We focus a lot on culture as we work with healthcare organizations around the country and, while we know that it “takes a village” to deliver high-quality healthcare, we also know that there is one critical role particularly in hospital care that’s pivotal to the patient experience—nurses.
For a dozen years now, Gallup research has shown that nurses are ranked #1 when it comes to trust among the American public. The most recent survey was released in December and, again, nurses received the most votes for being the “most ethical and honest profession.”
In fact, 82 percent of those responded rated nurses as “very high” or “high” in terms of their honesty and ethical standards—12 percent higher than any other profession. Pharmacists were second, at 70 percent, medical doctors showed up in fourth place with 69 percent of respondents viewing them as “very high” or “high.”
This represents both a significant opportunity and a significant burden for nurses, especially in an environment with publicly reported patient satisfaction. Trust is a very powerful thing and can be easily eroded. And in healthcare, when that trust is breeched it’s very difficult to regain.
The nurse/patient partnership is a powerful relationship and when leveraged, can significantly improve the patient experience. Nurses have a unique role in delivering safe, high quality, and memorable care. But it’s a role that should not be taken for granted, or assumed. Nurses and the organizations they work for have an opportunity to capitalize on the strong sense of trust that patients have for these providers by taking specific, actionable steps to create a strong nurse/patient partnership.
This is a process that requires:
- Defining the desired patient experience
- Examining the role that nurses play in influencing that experience
- Building a culture that supports a positive, memorable patient experience (not everyone has patients, but everyone has customers. If you aren’t serving the patient, you are serving those who serves the patient)
- Creating personal action plans for success supported with ongoing coaching
- Measuring success
Because we know how important nurses are in shaping the patient experience, there has been a plethora of best practice tactics layered on nurses. When these are added to a task list without a strong connection to purpose, nurses will feel overburdened. Whiteboards, hourly rounding, bedside shift reports are among these tactics. While each has merit, many nurses are in tactic overload and fail to see the connection between the task and the nurse/patient partnership. This reduces the practice to a check list. It’s important for nurses to see how each of these tactics adds value in the nurse/patient partnership.
Unfortunately, while we know that nurses can have a significant positive impact on the patient experience and positive patient outcomes, the reverse is also true. Nurses who do not successfully engage with patients to form strong, trusting partnerships, risk eroding the experience, and the relationship. A negative experience with the nursing staff can and does result in a negative evaluation of the entire organization. That’s why it is so important for nurses to see how they affect the patient experience.
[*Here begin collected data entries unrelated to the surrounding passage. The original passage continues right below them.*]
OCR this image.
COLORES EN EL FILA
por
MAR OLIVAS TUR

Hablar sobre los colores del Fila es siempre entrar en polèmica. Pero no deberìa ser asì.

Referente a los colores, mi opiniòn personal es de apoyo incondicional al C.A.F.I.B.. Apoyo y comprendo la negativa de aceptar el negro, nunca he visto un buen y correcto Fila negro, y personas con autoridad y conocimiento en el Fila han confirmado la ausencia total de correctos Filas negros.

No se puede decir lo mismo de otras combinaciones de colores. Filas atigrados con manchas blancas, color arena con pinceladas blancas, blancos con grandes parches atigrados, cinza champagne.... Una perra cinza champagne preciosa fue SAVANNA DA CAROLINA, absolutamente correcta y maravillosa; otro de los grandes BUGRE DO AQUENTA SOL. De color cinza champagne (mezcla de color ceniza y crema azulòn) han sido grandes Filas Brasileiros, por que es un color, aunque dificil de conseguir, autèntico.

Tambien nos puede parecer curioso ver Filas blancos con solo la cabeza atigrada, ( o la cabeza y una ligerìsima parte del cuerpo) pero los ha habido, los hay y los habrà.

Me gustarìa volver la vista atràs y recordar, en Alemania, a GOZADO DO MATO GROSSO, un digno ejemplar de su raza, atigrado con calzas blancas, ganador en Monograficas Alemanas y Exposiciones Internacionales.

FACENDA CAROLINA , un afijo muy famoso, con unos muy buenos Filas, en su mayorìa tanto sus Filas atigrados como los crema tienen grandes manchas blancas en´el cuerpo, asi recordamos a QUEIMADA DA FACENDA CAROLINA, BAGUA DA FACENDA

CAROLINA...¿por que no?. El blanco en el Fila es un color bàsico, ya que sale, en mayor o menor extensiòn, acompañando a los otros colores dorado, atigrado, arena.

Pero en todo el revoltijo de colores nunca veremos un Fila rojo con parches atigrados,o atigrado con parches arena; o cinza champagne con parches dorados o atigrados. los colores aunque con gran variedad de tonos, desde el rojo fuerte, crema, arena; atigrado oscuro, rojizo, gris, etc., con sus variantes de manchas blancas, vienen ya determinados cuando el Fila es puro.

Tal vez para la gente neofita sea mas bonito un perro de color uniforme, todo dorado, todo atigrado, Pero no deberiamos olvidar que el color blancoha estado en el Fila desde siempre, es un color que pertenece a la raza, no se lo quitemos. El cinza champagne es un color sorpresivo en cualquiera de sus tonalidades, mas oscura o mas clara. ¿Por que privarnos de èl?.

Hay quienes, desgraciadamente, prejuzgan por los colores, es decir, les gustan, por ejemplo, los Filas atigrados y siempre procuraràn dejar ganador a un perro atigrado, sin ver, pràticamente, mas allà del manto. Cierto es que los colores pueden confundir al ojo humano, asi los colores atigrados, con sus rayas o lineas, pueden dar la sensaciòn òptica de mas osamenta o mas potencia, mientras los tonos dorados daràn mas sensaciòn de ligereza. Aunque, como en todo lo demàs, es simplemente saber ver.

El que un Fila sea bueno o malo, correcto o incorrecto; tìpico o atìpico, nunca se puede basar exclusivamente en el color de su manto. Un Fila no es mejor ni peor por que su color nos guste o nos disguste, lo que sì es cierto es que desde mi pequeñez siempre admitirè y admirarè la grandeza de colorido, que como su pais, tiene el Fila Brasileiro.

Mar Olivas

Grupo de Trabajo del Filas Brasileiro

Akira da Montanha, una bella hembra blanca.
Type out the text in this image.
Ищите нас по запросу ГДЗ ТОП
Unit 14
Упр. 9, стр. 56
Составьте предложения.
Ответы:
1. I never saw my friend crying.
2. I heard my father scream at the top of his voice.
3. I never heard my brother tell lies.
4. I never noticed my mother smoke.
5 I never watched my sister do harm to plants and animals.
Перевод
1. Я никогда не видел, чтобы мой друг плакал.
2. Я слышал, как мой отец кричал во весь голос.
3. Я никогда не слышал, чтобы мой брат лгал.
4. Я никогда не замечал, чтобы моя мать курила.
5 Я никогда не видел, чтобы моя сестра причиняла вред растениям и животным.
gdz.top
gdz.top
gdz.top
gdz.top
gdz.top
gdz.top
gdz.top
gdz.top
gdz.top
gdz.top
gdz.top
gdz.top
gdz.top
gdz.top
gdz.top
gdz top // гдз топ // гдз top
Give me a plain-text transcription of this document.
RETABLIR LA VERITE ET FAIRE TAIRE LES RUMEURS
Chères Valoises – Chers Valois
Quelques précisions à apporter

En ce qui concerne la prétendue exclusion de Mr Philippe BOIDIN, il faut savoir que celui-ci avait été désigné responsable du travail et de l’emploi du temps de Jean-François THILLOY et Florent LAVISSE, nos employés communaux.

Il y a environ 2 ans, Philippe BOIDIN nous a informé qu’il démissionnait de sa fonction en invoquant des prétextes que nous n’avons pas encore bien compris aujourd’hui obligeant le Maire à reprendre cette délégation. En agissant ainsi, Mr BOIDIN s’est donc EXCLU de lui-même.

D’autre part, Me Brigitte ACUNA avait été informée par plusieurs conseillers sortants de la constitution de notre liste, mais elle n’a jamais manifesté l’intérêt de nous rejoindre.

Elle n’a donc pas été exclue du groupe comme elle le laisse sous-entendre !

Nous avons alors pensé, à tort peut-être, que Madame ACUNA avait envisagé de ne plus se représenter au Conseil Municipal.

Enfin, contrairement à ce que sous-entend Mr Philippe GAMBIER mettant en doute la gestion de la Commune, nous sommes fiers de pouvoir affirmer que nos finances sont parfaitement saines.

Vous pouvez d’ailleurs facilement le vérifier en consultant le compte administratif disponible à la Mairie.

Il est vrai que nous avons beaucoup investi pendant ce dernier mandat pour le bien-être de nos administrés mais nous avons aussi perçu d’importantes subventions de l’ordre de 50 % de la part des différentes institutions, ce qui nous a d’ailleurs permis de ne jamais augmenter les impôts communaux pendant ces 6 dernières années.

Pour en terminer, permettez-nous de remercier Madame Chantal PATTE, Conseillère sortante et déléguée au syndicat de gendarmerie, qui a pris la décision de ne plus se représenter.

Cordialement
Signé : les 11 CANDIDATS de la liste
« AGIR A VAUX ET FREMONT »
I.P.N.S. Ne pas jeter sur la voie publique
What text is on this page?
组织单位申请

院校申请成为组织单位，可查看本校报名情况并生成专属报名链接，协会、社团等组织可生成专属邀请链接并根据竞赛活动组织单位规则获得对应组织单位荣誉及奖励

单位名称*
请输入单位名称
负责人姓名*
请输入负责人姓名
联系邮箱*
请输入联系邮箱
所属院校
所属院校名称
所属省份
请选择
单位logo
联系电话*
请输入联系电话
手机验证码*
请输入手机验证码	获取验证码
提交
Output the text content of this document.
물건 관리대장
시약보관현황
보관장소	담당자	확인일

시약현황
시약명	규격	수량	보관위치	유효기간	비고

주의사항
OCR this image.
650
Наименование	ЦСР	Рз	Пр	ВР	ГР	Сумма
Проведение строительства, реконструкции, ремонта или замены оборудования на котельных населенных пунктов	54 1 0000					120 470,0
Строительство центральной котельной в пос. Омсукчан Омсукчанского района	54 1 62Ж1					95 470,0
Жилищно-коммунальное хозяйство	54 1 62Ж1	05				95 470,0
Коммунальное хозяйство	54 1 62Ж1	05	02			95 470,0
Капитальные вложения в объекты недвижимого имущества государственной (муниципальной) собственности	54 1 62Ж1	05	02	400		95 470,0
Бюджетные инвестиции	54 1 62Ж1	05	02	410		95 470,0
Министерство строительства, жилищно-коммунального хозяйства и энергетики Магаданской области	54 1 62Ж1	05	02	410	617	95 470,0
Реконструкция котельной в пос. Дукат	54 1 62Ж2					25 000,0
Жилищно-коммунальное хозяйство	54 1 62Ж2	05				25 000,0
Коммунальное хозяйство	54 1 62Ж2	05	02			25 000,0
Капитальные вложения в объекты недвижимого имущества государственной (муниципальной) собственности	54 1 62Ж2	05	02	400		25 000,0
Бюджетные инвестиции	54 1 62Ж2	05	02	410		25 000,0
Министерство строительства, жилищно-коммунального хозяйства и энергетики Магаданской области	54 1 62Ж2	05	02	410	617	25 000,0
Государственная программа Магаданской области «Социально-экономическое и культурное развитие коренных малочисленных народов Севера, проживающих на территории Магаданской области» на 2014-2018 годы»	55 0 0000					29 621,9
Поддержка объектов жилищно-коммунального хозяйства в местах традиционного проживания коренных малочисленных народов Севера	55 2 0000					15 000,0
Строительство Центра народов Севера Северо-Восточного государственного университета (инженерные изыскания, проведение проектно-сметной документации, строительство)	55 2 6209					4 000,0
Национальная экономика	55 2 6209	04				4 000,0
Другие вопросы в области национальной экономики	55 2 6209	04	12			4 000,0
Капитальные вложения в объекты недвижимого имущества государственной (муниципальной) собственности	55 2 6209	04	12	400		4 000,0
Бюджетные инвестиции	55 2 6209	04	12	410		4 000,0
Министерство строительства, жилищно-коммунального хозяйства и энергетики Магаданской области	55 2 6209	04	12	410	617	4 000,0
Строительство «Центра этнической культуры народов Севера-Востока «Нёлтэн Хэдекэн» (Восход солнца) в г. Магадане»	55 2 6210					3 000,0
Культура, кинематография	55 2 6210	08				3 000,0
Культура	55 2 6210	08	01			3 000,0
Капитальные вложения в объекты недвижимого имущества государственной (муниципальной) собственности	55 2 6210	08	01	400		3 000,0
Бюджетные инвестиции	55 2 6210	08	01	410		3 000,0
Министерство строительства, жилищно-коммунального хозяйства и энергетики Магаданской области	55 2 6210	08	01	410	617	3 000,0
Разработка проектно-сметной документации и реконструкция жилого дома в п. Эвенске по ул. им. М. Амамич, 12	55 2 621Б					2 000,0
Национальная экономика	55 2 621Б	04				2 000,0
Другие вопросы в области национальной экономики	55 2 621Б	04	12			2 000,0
Fortunately, nurses can avoid these situations through self-assessment and personal plans specifically designed to achieve their personal and professional goals, the goals of the organizations they work for, and the healthcare needs of their patients. Nurses benefit from seeing through the patients’ eyes and learning how they (patients) judge engagement, empathy, communication, and respect. By providing verbatim responses from patients as part of coaching, nurses are able to make adjustments to their interactions. The following are just a few of the comments patients shared during an ethnographic* assessment on inpatient units.
- “The nurse never looked at me. I was just the ‘thing’ on the end of the IV tubing.” – Once identified in context of engagement the nurse could focus on new behaviors including eye contact, greeting, and touch.
- “I don’t know why they keep asking me my name. It’s like they have to be reminded who I am.” Put in context of communication, the nurse could see the opportunity to manage patient expectations, letting them know that this is a precaution designed to ensure safety. It reminded the nurse to explain to the patient that this would happen in every encounter.
- “People keep writing things on the board and I have no idea what all the numbers are.” This comment reminded the nurse to engage the patient as new information is being placed on the board.
When we teach the Nurse/Patient Partnership course, we ask nurses to review each of the 8 dimensions in the HCAHPS survey and indicate how much influence they feel nurses have over each one. They clearly see how much influence they have over patient satisfaction and loyalty, and are often eager to learn skills and techniques for improvement.
Don’t underestimate the power your nursing staff has on shaping the patient experience. The solution is not to layer tactics onto their work load. Help them to learn and practice skills that reinforce engagement and empathy through the patient’s eyes. By taking a mindful approach to every interaction they have with a patient, or a member of their family, they have the opportunity to become part of their life story. Make it a good one.